A mother has pulled off the road, where she sits behind the wheel in the driver's seat. But the car isn't going anywhere. Instead, mom is taking a moment to herself, trying to get her thoughts and energy together.
In the meanwhile, her daughter Tai waits, asking if she can have another piece of gum. But really, she wants her mom to be a mom: to play with her, pay attention to her, and go home. But the mother must pull herself together before she attends to the next task in her life as a parent and a young woman.
Written and directed by Maya Cozier, this gorgeous, beautifully crafted short drama is more a portrait of a parent and child than a conventional narrative, with its filmmaking offering an immersive sensorial experience focused on textures, sights and sounds. The cinematography and composition, capturing the warm, bleached landscape of an almost idyllic setting, are exquisite: these are images so evocative, you can imagine the way they smell.

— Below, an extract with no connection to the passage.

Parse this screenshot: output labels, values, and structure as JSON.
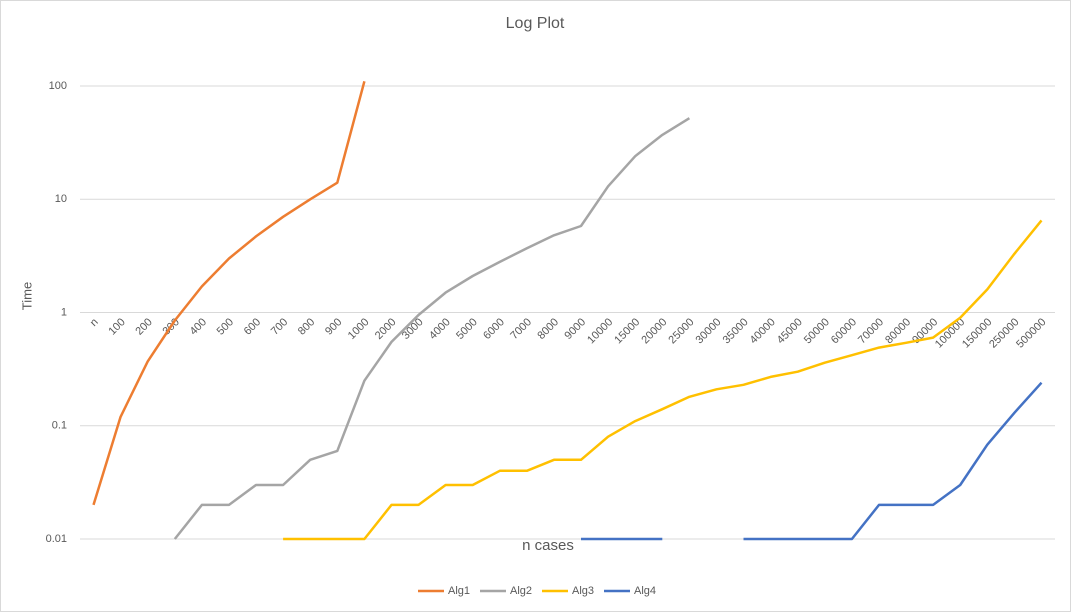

The focus on the sensory isn't just poetic for poetics' sake -- it captures the way that mother and daughter are suspended in a moment of exhaustion, with the daughter waiting patiently for her mother to rejoin her in the present moment. True to the main character, the dialogue is spare, with most of it coming from the daughter, who doesn't quite understand what is going on with her mom. Questions begin to emerge: why are they out in the car so long, and why don't they go home?

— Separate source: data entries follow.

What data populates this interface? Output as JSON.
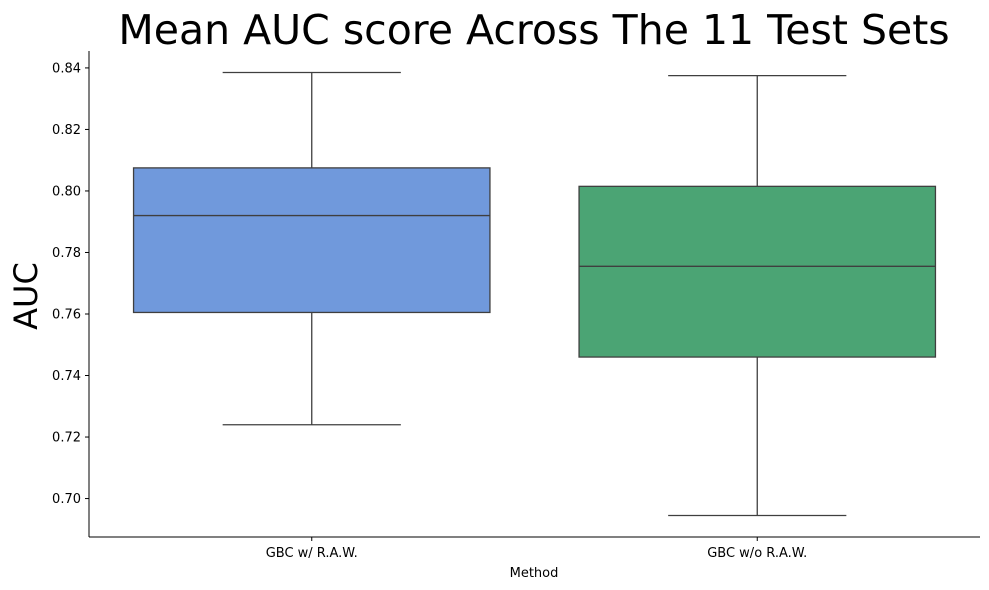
{
  "chart_data": {
    "type": "box",
    "title": "Mean AUC score Across The 11 Test Sets",
    "xlabel": "Method",
    "ylabel": "AUC",
    "ylim": [
      0.6875,
      0.8455
    ],
    "yticks": [
      "0.70",
      "0.72",
      "0.74",
      "0.76",
      "0.78",
      "0.80",
      "0.82",
      "0.84"
    ],
    "grid": false,
    "categories": [
      "GBC w/ R.A.W.",
      "GBC w/o R.A.W."
    ],
    "boxes": [
      {
        "category": "GBC w/ R.A.W.",
        "whisker_low": 0.724,
        "q1": 0.7605,
        "median": 0.792,
        "q3": 0.8075,
        "whisker_high": 0.8385,
        "color": "#7099dc"
      },
      {
        "category": "GBC w/o R.A.W.",
        "whisker_low": 0.6945,
        "q1": 0.746,
        "median": 0.7755,
        "q3": 0.8015,
        "whisker_high": 0.8375,
        "color": "#4ba474"
      }
    ]
  }
}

Young performer Kayleigh Carmino-Greene plays Tai with a natural appeal, with her impatience and confusion unforced and understated, while actor Shana Fernandez plays her unnamed mother as both lovingly warm but also overwhelmed and exhausted. When Tai gets restless and squirms and finally asserts herself, locking her mother out of the car, her mother gets overwhelmed and gives up. But that clues Tai into the seriousness of her mother's fatigue, and a larger despair that's overtaken her.
One of the unspoken dictates about motherhood is never letting a child see any worry, anxiety or suffering on a parent's part; many parents feel the pressure of having to be strong and stoic in front of their children. Yet mothers and children often share so much time and proximity that a child inevitably notices a parent's moods or struggles. "Bubble Gum" is a vignette that presents a child's perspective in the situation, when she sees her mother's vulnerability and humanness after a small but pointed power struggle. This moment changes the daughter's understanding of her mother and may be a small but poignant moment of change. We may not know exactly why mother and child exiled themselves from home for a while, or what's going on with the parents -- we're restricted entirely to what the child knows -- but in the end, they embark on their journey once more, perhaps having returned to themselves and one another before returning home.